The researchers used a virus to deliver the gene, which expresses the light-sensitive protein halorhodopsin. When they switched on the lights - from a 561-nanometre laser via a fibre-optic cable - the halorhodopsin pumped negatively charged chloride ions into the cell, suppressing activity and making it much harder for the neuron to fire.

"After a fortnight," lead author Dr Robert Wykes says, "the number of seizures dropped dramatically and the animals were effectively cured. It's the first time a gene therapy has been used in combination with optogenetics so its very exciting".

That excitement is shared by the Professor of Neuroscience at Oxford University, Colin Blakemore, who points to optogenetics as one of the key new technologies fuelling a big leap forward in brain science.

"There's no doubt that neuroscience is going through a remarkable purple patch at the moment, and much of that excitement comes from the combination of the knowledge coming from genetics with these new ways of manipulating gene expression in neural cells. That's really marching ahead very fast and it's driving an enormous amount of discovery."

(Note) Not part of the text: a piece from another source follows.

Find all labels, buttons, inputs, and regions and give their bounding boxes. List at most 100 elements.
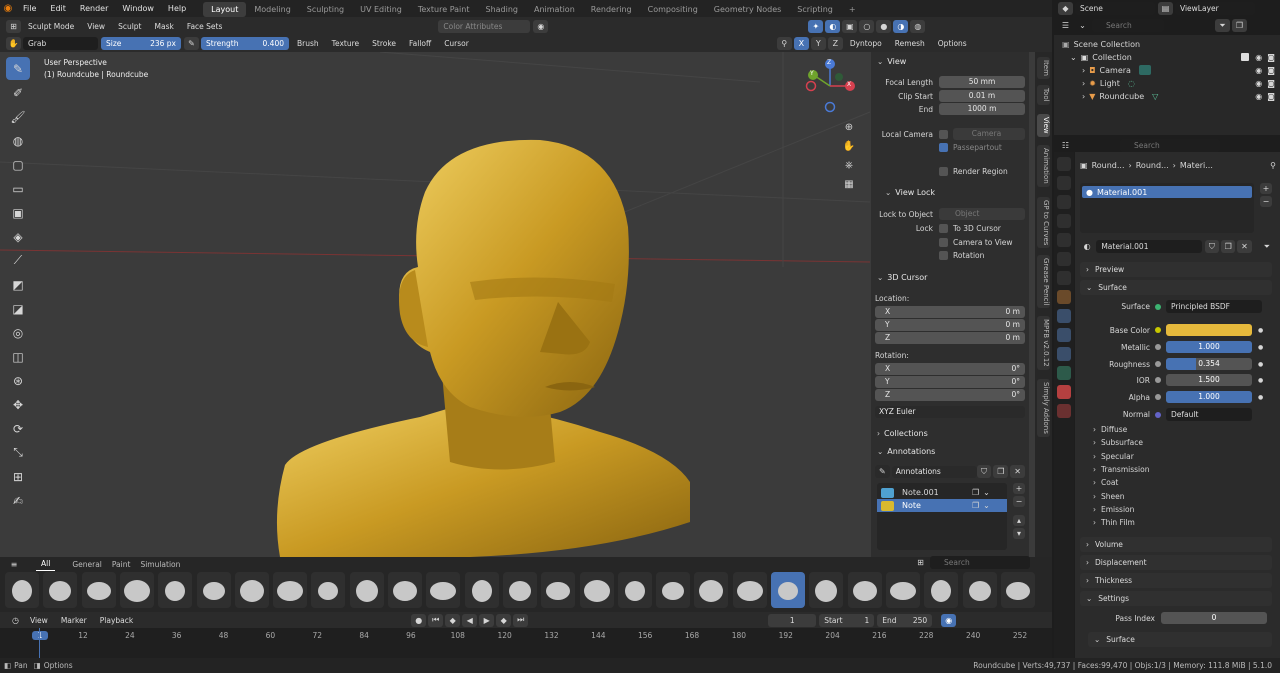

The pioneer of optogenetics, Professor Gero Miesenbock, is now so famous he's been immortalised as a manga comic character and as a children's action figure. "Dr Gero" is a brilliant, but evil, scientist whose skull has been replaced with a plexi-glass dome so that his thoughts can be controlled with light.

"It's exactly what I do," says the real Professor Miesenbock: "optical mind control. But in contrast to my evil twin I don't lust after world domination. I control the brain in order to understand how it works."

Working in fruit flies - whose skulls are thin enough for light to penetrate easily - Professor Miesenbock has been able to identify a number of individual neural cell-types responsible for a range of activities. But as we learn more about the specific function of neurons, he says, we create new opportunities to intervene.

"One can think of many different conditions in which the ability to interfere in the function of specific neural cells could lead to very very powerful new therapeutic avenues."

It is early days, but as the UCL team's work in an animal model of epilepsy shows, optogenetics has enormous potential to deliver new treatments across a wide range of debilitating neurological conditions. It may be years, perhaps decades, before we have the first optogenetic treatment for epilepsy, but Gero Miesenbock is confident there is at least a 561-nanometre laser light at the end of the tunnel.